The market is continuing its rally this morning on promising coronavirus vaccine news and a better-than-expected report from a big bank, helping investors shrug off increasing tensions between the United States and China.
News of promising early-stage results from an experimental vaccine from Moderna Inc (NASDAQ: MRNA) helped send the company’s shares up more than 17% in pre-market trading. More broadly, the news encouraged traders and investors about the possible vaccine’s potential to help the economy get its feet back under it.
Still, it should be noted that the news is from an early study involving a relatively small number of patients. Even though it seems there’s a lot more work to be done on the vaccine front, the strong reaction in the market shows how anxious investors are for a cure.
Meanwhile, earnings season continued as Goldman Sachs Group Inc (NYSE: GS) opened its books. The bank earned $6.26 per share, far above a consensus estimate of $3.78. Revenue also surpassed expectations as the bank was helped by trading and investment banking activities.
Despite the bumper quarter, GS, along with other financial institutions, has set aside a lot of money for potentially bad loans as the coronavirus takes its toll on the economy. But for now, investors are cheering GS’s bumper quarter, which is helping market participants look past some troubling news on the U.S.-China front.

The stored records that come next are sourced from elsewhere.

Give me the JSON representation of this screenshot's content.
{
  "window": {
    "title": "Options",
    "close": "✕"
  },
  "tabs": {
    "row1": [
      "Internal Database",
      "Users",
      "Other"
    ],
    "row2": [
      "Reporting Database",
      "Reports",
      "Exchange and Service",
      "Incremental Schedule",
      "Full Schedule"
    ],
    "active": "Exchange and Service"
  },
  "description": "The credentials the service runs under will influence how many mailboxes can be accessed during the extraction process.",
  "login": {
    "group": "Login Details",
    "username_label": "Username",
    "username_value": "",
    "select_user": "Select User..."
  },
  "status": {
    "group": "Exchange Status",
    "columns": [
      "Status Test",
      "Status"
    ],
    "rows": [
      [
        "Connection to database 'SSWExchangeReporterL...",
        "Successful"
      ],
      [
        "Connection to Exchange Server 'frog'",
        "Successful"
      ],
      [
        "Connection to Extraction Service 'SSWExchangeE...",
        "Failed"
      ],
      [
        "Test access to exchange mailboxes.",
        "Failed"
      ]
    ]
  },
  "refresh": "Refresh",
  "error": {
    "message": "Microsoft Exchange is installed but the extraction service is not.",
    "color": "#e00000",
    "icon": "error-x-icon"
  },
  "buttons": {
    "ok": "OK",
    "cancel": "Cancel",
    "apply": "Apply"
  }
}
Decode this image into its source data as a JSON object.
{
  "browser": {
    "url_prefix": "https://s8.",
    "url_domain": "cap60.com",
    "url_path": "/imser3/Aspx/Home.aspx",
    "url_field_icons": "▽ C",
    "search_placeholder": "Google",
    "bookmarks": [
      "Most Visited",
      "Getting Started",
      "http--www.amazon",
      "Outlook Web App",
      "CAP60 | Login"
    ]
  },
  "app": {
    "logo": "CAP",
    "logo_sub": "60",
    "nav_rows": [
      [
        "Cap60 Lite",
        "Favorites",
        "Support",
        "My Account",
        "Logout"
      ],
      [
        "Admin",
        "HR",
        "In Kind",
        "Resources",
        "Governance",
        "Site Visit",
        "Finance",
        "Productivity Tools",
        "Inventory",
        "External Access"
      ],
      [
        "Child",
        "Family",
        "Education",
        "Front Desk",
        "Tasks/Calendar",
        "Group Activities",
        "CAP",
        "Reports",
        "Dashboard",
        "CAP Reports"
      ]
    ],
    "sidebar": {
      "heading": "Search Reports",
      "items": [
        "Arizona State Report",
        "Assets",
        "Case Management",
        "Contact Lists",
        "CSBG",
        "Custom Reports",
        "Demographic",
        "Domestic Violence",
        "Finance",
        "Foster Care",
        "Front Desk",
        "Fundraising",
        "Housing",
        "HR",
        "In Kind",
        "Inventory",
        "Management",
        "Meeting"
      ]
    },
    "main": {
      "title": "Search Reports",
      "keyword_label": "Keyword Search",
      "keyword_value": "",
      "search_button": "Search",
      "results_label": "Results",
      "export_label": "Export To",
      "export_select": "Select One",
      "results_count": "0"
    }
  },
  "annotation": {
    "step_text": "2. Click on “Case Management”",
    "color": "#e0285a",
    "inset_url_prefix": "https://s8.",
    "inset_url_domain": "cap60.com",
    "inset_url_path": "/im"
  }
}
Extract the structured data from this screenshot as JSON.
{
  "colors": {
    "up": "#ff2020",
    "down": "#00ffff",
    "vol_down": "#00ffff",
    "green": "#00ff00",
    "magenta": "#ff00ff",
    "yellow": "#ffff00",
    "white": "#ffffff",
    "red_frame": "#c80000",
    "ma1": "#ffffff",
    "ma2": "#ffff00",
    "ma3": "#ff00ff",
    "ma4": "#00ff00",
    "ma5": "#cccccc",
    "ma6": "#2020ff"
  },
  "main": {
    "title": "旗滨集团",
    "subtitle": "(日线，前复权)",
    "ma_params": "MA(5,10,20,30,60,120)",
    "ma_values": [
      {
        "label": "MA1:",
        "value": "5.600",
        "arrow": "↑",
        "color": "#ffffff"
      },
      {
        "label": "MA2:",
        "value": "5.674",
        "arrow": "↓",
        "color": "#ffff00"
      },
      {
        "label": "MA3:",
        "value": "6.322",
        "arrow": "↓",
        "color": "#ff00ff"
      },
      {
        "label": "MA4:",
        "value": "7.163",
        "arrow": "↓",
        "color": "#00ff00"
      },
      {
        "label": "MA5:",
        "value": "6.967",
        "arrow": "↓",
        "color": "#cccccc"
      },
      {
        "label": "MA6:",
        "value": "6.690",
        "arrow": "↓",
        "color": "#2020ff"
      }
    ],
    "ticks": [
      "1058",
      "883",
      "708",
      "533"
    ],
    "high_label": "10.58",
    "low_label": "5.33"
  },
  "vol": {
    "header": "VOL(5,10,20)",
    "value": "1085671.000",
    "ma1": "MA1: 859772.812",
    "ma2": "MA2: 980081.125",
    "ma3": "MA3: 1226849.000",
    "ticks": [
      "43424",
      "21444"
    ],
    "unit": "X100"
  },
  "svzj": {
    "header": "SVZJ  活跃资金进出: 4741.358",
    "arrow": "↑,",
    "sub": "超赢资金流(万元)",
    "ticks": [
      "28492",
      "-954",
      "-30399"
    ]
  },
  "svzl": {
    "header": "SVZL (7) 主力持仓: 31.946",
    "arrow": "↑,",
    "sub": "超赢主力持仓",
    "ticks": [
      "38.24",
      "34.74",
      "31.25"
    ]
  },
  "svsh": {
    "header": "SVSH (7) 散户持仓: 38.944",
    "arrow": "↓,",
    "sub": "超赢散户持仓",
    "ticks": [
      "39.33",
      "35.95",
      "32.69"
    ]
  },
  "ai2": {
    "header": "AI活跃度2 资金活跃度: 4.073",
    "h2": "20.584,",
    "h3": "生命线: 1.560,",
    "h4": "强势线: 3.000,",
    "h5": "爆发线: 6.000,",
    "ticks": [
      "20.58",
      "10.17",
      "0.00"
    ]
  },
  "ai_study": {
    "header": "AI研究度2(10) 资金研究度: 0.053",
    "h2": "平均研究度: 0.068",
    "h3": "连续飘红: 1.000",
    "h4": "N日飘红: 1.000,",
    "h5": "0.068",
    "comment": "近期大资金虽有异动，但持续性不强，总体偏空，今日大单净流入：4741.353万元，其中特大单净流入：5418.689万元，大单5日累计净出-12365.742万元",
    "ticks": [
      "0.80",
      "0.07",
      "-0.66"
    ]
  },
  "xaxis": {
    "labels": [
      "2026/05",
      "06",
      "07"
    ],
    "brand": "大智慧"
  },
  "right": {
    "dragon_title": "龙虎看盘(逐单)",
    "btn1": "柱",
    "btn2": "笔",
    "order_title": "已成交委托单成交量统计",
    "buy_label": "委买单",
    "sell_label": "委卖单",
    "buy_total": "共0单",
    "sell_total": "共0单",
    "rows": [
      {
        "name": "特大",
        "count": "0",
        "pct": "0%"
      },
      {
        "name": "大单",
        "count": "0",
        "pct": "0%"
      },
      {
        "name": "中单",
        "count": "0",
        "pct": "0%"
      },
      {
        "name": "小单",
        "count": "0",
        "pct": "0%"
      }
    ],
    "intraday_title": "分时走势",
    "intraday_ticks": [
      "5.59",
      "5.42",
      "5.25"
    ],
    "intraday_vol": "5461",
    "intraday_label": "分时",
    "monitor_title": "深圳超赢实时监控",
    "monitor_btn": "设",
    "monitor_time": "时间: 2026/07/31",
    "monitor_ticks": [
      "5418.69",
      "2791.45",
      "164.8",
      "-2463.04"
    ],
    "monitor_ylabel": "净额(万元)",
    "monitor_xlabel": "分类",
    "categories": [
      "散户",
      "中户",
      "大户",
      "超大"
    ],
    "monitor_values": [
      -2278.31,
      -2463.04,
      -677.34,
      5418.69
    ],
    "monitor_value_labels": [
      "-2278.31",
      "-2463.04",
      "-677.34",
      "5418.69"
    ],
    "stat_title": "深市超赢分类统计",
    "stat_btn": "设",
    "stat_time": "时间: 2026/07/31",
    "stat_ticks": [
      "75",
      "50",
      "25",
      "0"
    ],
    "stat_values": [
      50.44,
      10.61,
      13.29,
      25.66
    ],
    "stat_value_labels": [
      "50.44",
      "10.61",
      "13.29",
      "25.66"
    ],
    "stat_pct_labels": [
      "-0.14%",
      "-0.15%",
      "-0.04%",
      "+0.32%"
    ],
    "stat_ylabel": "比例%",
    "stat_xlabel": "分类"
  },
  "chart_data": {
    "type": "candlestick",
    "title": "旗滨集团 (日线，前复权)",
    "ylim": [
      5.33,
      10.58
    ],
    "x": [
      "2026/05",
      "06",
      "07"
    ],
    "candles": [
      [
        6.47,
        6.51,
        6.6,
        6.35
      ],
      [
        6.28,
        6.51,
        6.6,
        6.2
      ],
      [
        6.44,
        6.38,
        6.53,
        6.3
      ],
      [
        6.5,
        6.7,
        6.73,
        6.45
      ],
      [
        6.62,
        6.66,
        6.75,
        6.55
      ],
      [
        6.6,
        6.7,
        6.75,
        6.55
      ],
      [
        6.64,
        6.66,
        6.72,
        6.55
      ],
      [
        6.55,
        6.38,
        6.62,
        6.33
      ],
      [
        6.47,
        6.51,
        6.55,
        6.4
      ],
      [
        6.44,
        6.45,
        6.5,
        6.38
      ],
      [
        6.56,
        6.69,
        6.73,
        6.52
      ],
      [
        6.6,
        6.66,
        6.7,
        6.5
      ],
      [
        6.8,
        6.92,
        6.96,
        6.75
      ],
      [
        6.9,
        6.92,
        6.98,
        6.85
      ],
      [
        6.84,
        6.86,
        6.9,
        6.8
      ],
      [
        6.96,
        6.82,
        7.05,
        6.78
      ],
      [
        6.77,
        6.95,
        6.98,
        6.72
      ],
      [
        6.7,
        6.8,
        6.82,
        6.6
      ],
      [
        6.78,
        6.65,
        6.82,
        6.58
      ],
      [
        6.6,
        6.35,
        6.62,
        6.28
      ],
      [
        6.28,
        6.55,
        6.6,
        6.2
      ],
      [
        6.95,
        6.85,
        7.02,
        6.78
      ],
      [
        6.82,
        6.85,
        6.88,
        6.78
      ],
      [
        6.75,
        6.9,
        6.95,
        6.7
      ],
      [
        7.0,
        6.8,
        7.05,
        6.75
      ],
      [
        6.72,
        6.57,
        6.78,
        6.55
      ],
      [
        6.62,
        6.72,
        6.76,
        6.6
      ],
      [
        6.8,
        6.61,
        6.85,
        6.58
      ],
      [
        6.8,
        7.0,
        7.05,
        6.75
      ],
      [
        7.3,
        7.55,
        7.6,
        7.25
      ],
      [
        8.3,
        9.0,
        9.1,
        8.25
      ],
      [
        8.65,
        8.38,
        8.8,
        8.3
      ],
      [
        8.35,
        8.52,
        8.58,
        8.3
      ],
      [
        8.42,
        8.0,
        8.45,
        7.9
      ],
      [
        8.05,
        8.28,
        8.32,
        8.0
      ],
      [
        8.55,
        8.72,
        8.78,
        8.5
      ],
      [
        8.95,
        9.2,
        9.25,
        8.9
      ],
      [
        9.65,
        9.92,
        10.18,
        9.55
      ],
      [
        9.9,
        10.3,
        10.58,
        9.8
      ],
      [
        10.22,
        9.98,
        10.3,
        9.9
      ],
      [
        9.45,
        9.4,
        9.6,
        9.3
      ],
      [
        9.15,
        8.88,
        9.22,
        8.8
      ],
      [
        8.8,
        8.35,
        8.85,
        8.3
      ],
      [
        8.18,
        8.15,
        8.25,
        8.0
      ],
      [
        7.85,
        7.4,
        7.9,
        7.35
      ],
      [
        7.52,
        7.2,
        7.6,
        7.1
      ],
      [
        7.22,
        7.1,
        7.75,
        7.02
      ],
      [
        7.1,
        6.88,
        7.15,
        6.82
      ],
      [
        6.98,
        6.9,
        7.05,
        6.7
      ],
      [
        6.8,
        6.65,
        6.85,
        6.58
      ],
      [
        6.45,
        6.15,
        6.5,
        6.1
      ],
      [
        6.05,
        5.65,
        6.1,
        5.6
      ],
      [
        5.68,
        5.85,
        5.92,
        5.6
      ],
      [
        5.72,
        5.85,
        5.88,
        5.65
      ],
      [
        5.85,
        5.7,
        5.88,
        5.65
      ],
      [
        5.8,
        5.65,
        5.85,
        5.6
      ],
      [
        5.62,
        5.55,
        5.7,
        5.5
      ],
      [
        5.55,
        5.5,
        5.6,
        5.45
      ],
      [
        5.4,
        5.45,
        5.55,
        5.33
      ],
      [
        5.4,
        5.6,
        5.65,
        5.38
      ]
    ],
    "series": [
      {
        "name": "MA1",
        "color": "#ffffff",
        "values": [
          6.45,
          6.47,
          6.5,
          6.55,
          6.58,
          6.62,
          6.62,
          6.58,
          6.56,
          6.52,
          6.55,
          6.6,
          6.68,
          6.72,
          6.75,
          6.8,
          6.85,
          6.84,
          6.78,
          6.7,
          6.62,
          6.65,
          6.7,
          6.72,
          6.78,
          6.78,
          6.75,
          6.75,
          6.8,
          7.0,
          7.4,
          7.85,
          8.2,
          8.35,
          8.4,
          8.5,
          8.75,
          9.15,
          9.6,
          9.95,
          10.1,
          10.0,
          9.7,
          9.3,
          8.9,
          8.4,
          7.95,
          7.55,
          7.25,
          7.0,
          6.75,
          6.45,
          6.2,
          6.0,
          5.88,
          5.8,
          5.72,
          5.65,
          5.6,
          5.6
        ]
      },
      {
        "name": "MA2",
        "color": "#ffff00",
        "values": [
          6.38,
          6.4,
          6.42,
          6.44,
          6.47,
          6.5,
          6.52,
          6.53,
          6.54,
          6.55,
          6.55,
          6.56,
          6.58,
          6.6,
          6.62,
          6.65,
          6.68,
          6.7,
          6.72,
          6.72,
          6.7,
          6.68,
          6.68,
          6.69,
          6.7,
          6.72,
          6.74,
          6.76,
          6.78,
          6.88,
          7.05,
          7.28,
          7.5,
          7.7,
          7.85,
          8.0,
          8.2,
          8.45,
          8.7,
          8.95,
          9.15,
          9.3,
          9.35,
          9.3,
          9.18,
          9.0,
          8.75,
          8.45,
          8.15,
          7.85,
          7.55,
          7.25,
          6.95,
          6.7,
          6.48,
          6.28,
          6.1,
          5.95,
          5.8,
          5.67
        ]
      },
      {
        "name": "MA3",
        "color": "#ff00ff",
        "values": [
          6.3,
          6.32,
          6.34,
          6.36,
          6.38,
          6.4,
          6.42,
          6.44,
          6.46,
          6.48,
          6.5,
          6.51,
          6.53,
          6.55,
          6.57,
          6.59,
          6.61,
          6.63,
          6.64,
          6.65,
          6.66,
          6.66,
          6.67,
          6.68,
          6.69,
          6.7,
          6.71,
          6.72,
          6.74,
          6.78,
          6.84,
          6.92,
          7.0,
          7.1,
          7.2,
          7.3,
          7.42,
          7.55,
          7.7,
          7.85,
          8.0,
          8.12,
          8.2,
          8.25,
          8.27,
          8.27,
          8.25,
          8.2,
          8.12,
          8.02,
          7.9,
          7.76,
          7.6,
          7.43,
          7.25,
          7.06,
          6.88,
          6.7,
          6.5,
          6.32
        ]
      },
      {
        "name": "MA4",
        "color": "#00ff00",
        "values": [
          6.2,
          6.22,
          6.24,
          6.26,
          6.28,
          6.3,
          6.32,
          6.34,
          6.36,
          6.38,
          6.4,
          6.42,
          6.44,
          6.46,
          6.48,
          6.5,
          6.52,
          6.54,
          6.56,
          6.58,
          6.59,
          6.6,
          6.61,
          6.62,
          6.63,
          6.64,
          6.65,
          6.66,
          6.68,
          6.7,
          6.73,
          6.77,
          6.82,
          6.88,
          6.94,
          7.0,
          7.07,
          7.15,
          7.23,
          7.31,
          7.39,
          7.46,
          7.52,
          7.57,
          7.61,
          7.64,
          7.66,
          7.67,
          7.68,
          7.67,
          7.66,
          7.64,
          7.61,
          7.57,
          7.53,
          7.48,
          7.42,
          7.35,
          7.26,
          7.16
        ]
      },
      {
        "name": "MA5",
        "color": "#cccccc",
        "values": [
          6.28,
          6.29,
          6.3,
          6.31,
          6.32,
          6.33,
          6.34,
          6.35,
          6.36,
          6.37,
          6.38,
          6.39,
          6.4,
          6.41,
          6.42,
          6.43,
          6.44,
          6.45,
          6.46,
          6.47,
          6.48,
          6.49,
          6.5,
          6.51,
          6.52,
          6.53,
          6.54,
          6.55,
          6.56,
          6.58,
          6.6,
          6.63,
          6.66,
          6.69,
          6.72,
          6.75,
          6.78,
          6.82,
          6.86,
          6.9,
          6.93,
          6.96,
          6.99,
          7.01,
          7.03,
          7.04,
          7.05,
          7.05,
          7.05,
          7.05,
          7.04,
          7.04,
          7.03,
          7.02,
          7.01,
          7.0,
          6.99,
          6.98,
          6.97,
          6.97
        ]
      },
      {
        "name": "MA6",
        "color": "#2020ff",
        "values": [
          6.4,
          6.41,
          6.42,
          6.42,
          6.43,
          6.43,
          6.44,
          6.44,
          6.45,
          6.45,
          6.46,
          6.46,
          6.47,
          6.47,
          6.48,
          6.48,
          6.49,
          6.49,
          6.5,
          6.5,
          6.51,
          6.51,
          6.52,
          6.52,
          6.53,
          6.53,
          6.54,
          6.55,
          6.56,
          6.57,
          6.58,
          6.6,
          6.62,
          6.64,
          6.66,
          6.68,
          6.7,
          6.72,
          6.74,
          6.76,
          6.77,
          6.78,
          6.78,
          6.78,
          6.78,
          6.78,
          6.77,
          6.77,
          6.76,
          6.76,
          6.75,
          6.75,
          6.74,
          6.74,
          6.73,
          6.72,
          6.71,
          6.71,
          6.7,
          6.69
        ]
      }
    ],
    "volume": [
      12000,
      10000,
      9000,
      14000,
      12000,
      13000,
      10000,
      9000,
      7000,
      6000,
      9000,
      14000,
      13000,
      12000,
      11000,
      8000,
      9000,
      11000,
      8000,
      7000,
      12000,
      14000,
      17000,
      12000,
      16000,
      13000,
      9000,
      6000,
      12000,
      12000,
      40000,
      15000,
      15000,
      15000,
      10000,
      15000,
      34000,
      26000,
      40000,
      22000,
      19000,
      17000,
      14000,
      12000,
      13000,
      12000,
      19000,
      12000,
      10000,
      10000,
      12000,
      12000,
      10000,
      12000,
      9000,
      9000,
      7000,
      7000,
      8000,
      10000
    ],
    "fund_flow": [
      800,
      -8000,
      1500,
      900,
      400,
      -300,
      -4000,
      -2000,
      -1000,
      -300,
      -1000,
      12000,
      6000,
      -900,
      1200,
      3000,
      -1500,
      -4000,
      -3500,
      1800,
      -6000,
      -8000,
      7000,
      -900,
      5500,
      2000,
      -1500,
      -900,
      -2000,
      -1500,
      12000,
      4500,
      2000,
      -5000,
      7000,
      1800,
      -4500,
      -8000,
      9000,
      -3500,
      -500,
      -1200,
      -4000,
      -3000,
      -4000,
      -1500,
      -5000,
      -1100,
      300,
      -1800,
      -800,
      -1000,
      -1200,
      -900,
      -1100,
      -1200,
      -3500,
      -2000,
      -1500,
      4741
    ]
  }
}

The Trump administration has slapped sanctions on China for its treatment of Hong Kong and ended the special status the United States has long given to Hong Kong. China said it would impose sanctions against U.S. individuals and entities.
The market was able to bounce back sharply yesterday from it’s Monday blues. All of the S&P 500 Index (SPX) sectors ended in the green, led by Energy and Materials.
Although oil prices gained slightly and inflation figures came in a bit above expectations – arguably a good thing at the moment—it didn’t seem like those were driving factors in Tuesday’s rally. They were more like nice-to-haves.
There was some marginally good news from Florida and California on the coronavirus caseload front, but overall the narrative there—and for many other parts of the country—is worry about the economic reopening as virus levels keep climbing.
It seems like the main driver for Tuesday’s rally might have been a buy-the-dip mentality that seems to have been emerging. The SPX hasn’t had two consecutive down days in more than a month.
It was interesting to note that the gains in the Information Technology sector put it in the middle of the pack Tuesday, and the Nasdaq Composite (COMP) lagged the other two main U.S. indices in percentage terms.
Big tech stocks have been market leaders recently as investors have wanted to put money into the mega cap equities even if they didn’t want to bet the farm on other types of stocks. But on Tuesday, it seems that some of that money may have been rotating into other kinds of companies.